Diana Ghazaryan

Armenia’s Lake Gomk Drying Up: Fish Farming Company Claims Otherwise

While the Armenian government talks about developing tourism, many of the country’s hidden natural wonders are threatened by official neglect and commercial abuse.

Take Lake Gomk, in Armenia’s Vayots Dzor.

Gevorg Gasparyan visited the lake on May 30 and found what can only be described as a dying body of water.

“It’s no longer a beautiful lake. You can no longer access it. There are boulders strewn about. Some are in the lake,” Gasparyan told Hetq.

The Armenian government granted a company called Benson the right to use the lake to raise fish. The permit states that the company must not damage the lake’s ecosystem.

Armen Vardanyan, spokesman for Armenia’s environment ministry says he doesn’t know if the company is fish farming in the lake. He’s waiting for a report from local environmental inspectors now on site.

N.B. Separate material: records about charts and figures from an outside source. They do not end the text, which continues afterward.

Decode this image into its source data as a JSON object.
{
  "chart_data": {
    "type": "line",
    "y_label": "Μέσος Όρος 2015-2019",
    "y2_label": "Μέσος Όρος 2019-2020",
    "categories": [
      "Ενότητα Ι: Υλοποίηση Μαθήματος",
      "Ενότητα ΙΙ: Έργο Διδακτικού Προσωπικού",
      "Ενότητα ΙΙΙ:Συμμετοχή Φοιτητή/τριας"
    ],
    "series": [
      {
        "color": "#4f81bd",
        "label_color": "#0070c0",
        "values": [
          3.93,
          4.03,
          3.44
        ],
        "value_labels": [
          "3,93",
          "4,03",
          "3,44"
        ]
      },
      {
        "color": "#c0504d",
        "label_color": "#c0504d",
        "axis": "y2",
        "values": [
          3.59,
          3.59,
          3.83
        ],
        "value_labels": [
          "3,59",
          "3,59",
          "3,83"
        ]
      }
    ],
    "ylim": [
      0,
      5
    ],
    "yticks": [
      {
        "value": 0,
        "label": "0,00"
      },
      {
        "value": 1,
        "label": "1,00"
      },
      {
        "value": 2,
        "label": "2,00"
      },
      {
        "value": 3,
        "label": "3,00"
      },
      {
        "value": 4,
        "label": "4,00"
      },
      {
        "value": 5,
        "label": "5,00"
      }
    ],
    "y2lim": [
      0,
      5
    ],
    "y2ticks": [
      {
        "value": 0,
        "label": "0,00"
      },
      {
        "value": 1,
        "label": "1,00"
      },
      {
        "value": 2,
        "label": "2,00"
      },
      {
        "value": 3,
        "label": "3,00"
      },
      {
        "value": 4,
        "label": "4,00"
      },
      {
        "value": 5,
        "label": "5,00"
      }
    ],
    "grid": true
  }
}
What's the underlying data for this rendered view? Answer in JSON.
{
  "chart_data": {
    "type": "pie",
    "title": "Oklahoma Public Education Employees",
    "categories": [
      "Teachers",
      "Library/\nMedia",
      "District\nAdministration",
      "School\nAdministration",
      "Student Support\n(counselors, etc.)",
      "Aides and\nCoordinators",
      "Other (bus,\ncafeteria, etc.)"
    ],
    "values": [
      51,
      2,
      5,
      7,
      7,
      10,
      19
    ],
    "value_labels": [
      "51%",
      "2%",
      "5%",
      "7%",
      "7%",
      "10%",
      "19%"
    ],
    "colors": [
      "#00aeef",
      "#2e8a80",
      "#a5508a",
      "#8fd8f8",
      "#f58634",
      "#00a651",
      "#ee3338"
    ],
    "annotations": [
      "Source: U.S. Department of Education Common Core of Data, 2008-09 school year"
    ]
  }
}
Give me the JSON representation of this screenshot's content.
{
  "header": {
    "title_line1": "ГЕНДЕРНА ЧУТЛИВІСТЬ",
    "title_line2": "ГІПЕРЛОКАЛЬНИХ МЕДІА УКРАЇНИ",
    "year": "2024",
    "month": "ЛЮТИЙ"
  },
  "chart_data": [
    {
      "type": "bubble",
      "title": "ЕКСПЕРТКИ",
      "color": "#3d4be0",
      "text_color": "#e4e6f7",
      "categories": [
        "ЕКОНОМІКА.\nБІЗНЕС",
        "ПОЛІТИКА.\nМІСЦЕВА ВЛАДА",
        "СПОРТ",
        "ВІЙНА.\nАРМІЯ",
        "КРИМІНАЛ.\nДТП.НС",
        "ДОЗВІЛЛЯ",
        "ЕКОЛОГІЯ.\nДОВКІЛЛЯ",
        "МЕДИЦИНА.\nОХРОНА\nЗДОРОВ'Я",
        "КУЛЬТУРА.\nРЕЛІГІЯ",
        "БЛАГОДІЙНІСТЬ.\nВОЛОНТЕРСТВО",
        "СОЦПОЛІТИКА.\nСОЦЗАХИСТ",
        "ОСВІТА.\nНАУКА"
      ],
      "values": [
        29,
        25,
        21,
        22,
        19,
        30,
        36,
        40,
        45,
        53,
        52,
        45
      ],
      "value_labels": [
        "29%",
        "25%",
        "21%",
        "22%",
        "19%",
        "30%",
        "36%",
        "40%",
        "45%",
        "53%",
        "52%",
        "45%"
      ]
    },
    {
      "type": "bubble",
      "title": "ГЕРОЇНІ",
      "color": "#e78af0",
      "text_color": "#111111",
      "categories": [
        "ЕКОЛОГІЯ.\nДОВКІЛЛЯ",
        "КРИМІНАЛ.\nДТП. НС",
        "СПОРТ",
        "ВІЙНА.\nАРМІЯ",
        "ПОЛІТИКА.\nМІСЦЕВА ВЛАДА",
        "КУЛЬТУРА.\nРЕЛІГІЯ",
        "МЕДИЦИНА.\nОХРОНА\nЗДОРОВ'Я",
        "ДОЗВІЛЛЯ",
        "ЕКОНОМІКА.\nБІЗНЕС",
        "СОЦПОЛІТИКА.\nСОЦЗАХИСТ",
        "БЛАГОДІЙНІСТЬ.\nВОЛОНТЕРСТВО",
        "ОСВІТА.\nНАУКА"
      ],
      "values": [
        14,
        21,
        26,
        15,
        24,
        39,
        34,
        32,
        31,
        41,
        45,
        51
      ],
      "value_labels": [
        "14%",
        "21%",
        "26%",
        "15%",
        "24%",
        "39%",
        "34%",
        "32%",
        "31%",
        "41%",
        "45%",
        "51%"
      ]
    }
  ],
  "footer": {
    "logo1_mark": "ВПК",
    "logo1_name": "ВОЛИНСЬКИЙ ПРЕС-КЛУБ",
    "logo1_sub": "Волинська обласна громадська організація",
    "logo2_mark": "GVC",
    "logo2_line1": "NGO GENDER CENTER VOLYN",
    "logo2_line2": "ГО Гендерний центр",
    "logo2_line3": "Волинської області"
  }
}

Benson company owner Karen Aslanyan told Hetq that “the lake’s surface hasn’t decreased by one millimeter” and that all reports to the contrary are lies.

“Environmentalists went up to the lake today and were convinced. I’m engaged in fish farming. Why would I want the lake to dry up?” says Aslanyan, adding that he’s raising trout in the lake.

As for the boulders and debris spotted by Gasparyan, Aslanyan says they’re in an area outside the lake which collapsed. The boulders were installed to prevent further erosion, he claims.